At the moment I am working as a cadet with Saga, previously I have been working on a roll-on roll-off ferry, working between Salerno, Catania and Malta for 5 months, and then I joined the Saga Pearl II for 4 months, now I am on the Saga Sapphire for my last 3 months at sea. On the Ferry, I learned a lot about day work and cargo work such as loading, discharging, ballasting and dangerous cargoes. On Saga Pearl and Saga Sapphire, I started watch keeping.

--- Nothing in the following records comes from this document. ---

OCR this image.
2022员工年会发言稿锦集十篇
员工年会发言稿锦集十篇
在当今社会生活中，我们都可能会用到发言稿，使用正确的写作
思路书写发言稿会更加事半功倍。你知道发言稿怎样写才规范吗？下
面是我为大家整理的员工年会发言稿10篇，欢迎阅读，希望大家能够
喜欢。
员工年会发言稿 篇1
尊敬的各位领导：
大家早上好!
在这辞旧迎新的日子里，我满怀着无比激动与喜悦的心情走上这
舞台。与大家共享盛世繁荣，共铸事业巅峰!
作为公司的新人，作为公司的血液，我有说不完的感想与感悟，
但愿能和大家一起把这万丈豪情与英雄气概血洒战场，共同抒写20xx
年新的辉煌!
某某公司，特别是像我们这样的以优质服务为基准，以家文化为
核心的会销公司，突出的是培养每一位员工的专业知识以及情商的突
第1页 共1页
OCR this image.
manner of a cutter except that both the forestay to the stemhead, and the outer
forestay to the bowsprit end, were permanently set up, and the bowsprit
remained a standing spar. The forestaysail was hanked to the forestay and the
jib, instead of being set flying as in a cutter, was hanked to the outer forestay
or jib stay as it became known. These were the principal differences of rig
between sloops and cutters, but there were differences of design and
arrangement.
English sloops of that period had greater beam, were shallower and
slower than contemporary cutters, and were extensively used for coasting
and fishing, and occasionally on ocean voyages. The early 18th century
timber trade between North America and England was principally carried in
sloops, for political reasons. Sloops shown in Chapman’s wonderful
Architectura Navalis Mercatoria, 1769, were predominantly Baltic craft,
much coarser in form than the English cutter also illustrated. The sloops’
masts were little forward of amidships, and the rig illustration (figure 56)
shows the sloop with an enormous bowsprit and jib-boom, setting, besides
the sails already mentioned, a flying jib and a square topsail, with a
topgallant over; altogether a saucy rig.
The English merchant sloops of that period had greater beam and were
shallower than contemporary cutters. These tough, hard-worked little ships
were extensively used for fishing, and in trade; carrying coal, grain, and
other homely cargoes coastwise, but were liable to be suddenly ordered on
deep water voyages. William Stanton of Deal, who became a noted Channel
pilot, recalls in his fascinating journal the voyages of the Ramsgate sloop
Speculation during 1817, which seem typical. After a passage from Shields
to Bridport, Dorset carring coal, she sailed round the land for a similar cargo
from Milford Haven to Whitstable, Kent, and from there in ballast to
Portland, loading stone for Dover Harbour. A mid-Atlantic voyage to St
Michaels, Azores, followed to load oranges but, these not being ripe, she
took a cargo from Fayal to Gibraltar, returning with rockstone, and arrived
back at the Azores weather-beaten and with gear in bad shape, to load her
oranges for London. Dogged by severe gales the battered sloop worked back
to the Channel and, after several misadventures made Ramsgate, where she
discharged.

Rotating around the 3 three watches (12-4 , 4-8 , 8-12) I am learning all the aspects of watch keeping and navigation, such as collision avoidance, rules of the road, passage planning and my favourite, celestial navigation.
During my free time on-board I try to relax a little bit, either by attending any social event that is going on, like a cocktail party, or heading off ashore when we are in port. I always try to get to see the different places we visit, and have a swim whenever I can. My favourite destination so far, Svalbard on the “Arctic Explorer Cruise”, the scenery and the landscapes where simply unbelievable.
When I am at home, I try to make the best out of it by going spear fishing and snorkelling with my dad, and occasionally hunting when the season is open. Also I try to organise to go on camps, hikes and journeys, with the 1st Hamrun scout group which I have been part of for 15 years. Although whenever my friends and family are busy I would be riding around my motorcycle, KTM duke.
My plans for the future are to obtain the Officer of the Watch license then after spending a couple of years at sea, travelling, and gaining experience, working my way up through the ranks, to find a shore based job and settle down at home.
I hope that this has given you a brief idea of who I am and what I do, and I am looking forward to meeting you throughout the cruise because there is nothing more pleasant then getting to know different people while travelling.
I sailed with Franklin on Saga Pearl II in the summer and now here, and again it is a delight to sail with someone of great enthusiasm and character. Another cadet who will go far.